Abstract
Experiments and models in perceptual decision-making point to a key role of an integration process that accumulates sensory evidence over time. We endow a probabilistic agent comprising several such integrators with widely spread time scales and let it learn, by trial-and-error, to weight the different filtered versions of a noisy signal. The agent discovers a strategy markedly different from the literature “standard”, according to which a decision made when the accumulated evidence hits a predetermined threshold. The agent instead decides during fleeting windows corresponding to the alignment of many integrators, akin to a majority vote. This strategy presents three distinguishing signatures. 1) Signal neutrality: a marked insensitivity to the signal coherence in the interval preceding the decision, as also observed in experiments. 2) Scalar property: the mean of the response times varies glaringly for different signal coherences, yet the shape of the distribution stays largely unchanged. 3) Collapsing boundaries: the agent learns to behave as if subject to a non-monotonic urgency signal, reminiscent in shape of the theoretically optimal. These three characteristics, which emerge from the interaction of a multi-scale learning agent with a highly volatile environment, are hallmarks, we argue, of an optimal decision strategy in challenging situations. As such, the present results may shed light on general information-processing principles leveraged by the brain itself.

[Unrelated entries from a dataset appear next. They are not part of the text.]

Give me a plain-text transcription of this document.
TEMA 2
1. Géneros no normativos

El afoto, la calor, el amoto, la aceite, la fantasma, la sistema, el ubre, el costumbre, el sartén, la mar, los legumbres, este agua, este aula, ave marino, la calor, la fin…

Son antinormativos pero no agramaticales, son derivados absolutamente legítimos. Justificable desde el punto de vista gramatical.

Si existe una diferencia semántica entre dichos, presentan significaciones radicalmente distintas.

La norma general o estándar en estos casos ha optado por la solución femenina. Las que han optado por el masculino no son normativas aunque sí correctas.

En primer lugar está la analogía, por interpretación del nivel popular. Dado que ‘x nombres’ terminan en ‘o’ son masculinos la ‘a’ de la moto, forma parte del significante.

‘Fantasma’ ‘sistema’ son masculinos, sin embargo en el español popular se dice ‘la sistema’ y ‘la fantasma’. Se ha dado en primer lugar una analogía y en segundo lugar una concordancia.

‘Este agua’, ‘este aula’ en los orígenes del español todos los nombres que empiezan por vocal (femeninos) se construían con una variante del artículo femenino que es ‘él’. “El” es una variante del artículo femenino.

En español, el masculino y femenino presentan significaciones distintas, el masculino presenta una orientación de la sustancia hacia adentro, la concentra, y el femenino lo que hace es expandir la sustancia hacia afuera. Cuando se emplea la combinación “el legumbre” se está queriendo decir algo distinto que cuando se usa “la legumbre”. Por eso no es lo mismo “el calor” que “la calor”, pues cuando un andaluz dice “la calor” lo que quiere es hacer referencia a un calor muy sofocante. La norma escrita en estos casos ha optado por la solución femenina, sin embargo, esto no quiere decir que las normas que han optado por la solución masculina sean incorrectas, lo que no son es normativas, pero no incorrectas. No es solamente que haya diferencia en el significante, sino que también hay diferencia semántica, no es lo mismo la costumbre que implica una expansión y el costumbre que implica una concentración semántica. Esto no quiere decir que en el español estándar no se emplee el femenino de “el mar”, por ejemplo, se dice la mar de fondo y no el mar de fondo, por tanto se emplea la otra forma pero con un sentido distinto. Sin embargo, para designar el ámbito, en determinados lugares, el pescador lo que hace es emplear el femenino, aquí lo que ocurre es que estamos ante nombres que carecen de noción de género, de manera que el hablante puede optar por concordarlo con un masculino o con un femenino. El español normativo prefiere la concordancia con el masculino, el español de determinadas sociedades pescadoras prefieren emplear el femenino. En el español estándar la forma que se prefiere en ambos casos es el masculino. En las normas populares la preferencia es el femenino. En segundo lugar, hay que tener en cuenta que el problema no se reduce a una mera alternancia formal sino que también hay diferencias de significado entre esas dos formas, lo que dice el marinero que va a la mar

Author summary The rate of integration of sensory information prior to a decision-making process needs to be versatile and adaptable to different situations. While driving can require quick reactions, evaluating the authenticity of a painting can require long observations, and consequently the concept of representations over multiple timescales appears necessary from an intuitive perspective. Nevertheless, there is a lack of theoretical research that exploits multiple timescales, despite the presence of a variety of integration rates have been experimentally observed. In the following work, we developed a decision-making model based on integrators with multiple characteristic times and analysed its behaviour on a highly volatile and biologically relevant task. Through trial and error and reward maximisation, the model discovers an effective strategy that is surprisingly different and more robust in comparison to the more “classical”, single time-scale approach. More importantly, the strategy learnt exhibits remarkable agreement with experimental findings, suggesting a fundamental role of multiple timescales for decision-making. Our model, despite being abstract, achieves a good degree of biological realism and perform robustly in different environments.
Competing Interest Statement
The authors have declared no competing interest.